In a submission to the Scottish Parliament’s justice committee, Audit Scotland said the Crown Office and Procurator Fiscal Service (COPFS) had received extra funding on top of its annual budget in two of the last three years to help manage caseloads and speed up domestic abuse cases.
The Crown Office, which is facing increasing financial challenges, received an additional £2.6m in 2014/15 and £1m in 2015/16.
The Scottish Government said £2.4m of the money was used to employ extra staff to speed up domestic abuse and sexual violence cases, while the rest came from a £20m fund announced last year to tackle violence against women.
MSPs are currently carrying out an inquiry into the work of the Crown Office and have heard concerns the service is being asked to do more while seeing its budget cut.
The submission from Audit Scotland said: “In both 2014/15 and 2015/16, the Scottish Government provided additional funding during the course of the year to the COPFS. In 2014/15, the Scottish Government provided a supplementary £2.6 million for additional specific court and casework. In 2015/16, the Scottish Government made additional funding (£0.95 million) available to the COPFS to reduce the overall time that cases involving domestic abuse took to reach the courts.”
A Crown Office spokesman said: “COPFS has, in recent years, absorbed within its core budget an increase in the reporting of complex sexual abuse and domestic abuse cases, large and complex organised crime and terrorism case, and new requirements required by legislation.
“Additional funding has been made available to deal with a number of particularly large and sensitive cases.”

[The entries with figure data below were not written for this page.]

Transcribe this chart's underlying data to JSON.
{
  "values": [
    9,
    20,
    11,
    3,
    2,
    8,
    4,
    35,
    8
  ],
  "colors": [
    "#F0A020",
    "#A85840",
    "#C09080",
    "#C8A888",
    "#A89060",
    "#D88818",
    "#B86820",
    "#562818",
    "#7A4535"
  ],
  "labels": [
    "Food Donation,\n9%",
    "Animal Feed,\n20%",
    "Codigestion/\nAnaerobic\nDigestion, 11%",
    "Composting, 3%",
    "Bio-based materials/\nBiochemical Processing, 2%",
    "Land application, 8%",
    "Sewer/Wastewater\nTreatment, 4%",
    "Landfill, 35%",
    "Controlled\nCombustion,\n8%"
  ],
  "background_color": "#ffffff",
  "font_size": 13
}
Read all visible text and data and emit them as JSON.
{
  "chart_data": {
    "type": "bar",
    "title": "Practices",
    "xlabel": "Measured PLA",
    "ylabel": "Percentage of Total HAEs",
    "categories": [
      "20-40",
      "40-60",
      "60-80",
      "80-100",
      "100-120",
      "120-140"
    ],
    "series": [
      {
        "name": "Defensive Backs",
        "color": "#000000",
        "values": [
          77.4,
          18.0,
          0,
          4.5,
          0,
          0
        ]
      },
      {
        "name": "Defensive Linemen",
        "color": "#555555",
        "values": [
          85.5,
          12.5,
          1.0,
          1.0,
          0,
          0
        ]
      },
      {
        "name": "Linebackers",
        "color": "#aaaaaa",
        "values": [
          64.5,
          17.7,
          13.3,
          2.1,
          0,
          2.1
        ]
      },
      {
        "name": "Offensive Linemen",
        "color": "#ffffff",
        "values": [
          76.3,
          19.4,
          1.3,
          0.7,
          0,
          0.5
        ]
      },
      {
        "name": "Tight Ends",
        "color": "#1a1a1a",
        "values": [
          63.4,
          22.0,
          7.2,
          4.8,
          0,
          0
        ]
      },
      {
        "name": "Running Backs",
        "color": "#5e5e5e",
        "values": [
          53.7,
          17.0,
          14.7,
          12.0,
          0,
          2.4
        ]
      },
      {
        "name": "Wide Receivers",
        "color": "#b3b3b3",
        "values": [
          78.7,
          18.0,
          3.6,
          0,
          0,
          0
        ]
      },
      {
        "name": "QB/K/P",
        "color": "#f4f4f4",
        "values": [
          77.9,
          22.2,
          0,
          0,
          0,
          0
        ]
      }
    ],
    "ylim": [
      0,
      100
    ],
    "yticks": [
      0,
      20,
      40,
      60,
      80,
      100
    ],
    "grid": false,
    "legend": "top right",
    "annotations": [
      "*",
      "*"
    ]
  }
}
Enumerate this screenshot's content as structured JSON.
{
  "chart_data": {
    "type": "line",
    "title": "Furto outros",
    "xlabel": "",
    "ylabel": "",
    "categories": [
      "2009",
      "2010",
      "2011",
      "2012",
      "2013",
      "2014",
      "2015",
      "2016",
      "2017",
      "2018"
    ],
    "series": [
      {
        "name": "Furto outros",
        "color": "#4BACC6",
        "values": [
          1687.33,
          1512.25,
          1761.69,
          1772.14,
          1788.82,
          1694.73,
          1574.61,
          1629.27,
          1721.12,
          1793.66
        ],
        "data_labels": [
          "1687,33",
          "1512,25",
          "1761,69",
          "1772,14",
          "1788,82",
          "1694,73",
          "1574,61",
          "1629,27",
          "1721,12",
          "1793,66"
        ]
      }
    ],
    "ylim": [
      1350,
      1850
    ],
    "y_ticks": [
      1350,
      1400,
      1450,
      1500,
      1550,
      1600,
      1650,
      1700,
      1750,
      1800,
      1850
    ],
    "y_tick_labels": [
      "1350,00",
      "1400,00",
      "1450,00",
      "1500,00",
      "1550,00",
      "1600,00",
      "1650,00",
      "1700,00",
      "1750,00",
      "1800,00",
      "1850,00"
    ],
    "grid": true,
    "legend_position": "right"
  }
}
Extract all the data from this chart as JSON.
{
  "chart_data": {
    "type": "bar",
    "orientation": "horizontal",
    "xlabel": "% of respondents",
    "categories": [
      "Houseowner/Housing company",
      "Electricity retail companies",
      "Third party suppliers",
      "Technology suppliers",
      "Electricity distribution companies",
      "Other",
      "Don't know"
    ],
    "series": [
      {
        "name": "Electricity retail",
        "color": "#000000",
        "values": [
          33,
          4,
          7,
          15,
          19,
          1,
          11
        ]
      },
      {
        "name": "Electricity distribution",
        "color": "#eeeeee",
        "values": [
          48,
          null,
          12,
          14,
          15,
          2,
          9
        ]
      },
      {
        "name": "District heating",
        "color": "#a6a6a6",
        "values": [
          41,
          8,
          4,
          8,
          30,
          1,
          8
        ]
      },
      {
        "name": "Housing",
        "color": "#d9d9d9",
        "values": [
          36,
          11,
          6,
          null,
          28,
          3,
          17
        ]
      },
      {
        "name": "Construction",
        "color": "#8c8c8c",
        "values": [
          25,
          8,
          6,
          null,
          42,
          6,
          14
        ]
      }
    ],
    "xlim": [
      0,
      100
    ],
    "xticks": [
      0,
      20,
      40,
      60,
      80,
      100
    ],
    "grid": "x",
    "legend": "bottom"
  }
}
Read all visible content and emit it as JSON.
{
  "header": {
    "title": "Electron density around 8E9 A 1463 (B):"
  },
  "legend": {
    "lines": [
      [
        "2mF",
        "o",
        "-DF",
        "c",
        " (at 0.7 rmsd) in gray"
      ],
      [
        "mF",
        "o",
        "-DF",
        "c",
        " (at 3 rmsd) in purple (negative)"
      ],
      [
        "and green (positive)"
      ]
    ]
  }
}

A Scottish Government spokeswoman said: “Additional funding of £2.4m was provided to the Crown and courts in each of those two years (2014/15 and 2015/16) for extra fiscals, court staff and judiciary to help speed up the delivery of justice, in particular for cases involving domestic abuse and sexual violence.”
Last month, the Procurator Fiscal Society warned that if the COPFS budget stays the same in 2017/18, it will amount to a cut in real terms of 21.5 per cent.